World rotation is the direction the bone is pointing in world space (eg as seen on your screen). Given that definition, it can only point 0-360 degrees. When it points toward the right edge of your screen the rotation is 0. Rotate it toward the bottom of your screen at all and it'll flip to eg 359 degrees. This jump between 0 and 359 degrees can cause issues.
Local rotation doesn't have that issue. Also the rotation you want for this setup is relative to the parent bone, not relative to world space, so it makes sense to use local. In other words, the straps rotate with the parent. In world space the direction it points would not depend on its parent bones.
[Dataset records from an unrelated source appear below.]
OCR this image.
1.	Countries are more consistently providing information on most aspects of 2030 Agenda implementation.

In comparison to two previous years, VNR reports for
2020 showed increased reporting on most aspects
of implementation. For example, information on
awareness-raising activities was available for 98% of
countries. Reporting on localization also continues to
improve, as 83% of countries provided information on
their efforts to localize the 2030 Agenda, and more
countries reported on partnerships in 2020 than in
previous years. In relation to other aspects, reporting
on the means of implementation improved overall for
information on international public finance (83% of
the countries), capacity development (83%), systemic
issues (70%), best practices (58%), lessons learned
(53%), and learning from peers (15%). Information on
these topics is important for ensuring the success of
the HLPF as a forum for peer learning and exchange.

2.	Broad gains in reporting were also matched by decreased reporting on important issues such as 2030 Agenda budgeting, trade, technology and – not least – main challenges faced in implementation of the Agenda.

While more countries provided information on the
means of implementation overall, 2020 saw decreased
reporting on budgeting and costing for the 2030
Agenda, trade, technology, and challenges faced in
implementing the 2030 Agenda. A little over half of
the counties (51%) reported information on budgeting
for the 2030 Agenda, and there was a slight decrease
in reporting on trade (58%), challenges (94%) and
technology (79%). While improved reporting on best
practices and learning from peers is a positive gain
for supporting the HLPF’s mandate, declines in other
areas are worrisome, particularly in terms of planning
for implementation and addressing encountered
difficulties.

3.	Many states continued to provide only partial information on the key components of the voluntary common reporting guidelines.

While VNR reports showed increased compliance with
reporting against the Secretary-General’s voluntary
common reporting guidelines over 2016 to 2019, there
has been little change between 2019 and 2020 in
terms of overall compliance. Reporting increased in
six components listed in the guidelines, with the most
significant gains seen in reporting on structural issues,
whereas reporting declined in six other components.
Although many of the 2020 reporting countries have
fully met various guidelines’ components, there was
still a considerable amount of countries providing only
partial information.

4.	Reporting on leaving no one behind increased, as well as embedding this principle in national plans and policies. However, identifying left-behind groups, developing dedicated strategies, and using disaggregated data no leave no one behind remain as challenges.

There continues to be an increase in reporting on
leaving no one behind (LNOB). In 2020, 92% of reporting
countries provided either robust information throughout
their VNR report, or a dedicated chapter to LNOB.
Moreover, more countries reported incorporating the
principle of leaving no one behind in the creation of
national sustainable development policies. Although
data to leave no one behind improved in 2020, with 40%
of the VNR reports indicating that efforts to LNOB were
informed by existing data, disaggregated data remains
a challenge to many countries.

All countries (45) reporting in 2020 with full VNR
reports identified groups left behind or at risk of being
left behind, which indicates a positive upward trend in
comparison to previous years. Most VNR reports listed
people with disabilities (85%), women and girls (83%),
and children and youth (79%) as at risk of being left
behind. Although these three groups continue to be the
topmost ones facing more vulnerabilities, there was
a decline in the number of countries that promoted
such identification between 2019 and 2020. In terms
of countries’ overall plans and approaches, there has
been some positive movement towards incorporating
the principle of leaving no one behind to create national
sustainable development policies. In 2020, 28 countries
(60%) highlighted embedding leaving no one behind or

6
Yes, clamp applies to the values set to the target bones (the range on the right side).
height13 How did you arrive at those values? Or was it just trial and error?
Nooooo, don't attempt trial and error for transform constraint ranges, it will just be confusing.
The source bone local rotation when pointing straight down is 0. When it is fully bent, it is -180. So, your source range is 0 to -180.
The target bone local rotation when the source bone is at the 0 end of its range is -90. When the source bone is at the other end of its range, you want the target to point up, which is -180.
You can see these values by setting the constraint mix to 0 and rotating the bone through the range you care about and choosing Local
axes. Think about the range for the source and target and set the appropriate values. Don't guess or just enter values randomly, it's unlikely to give you the results you want.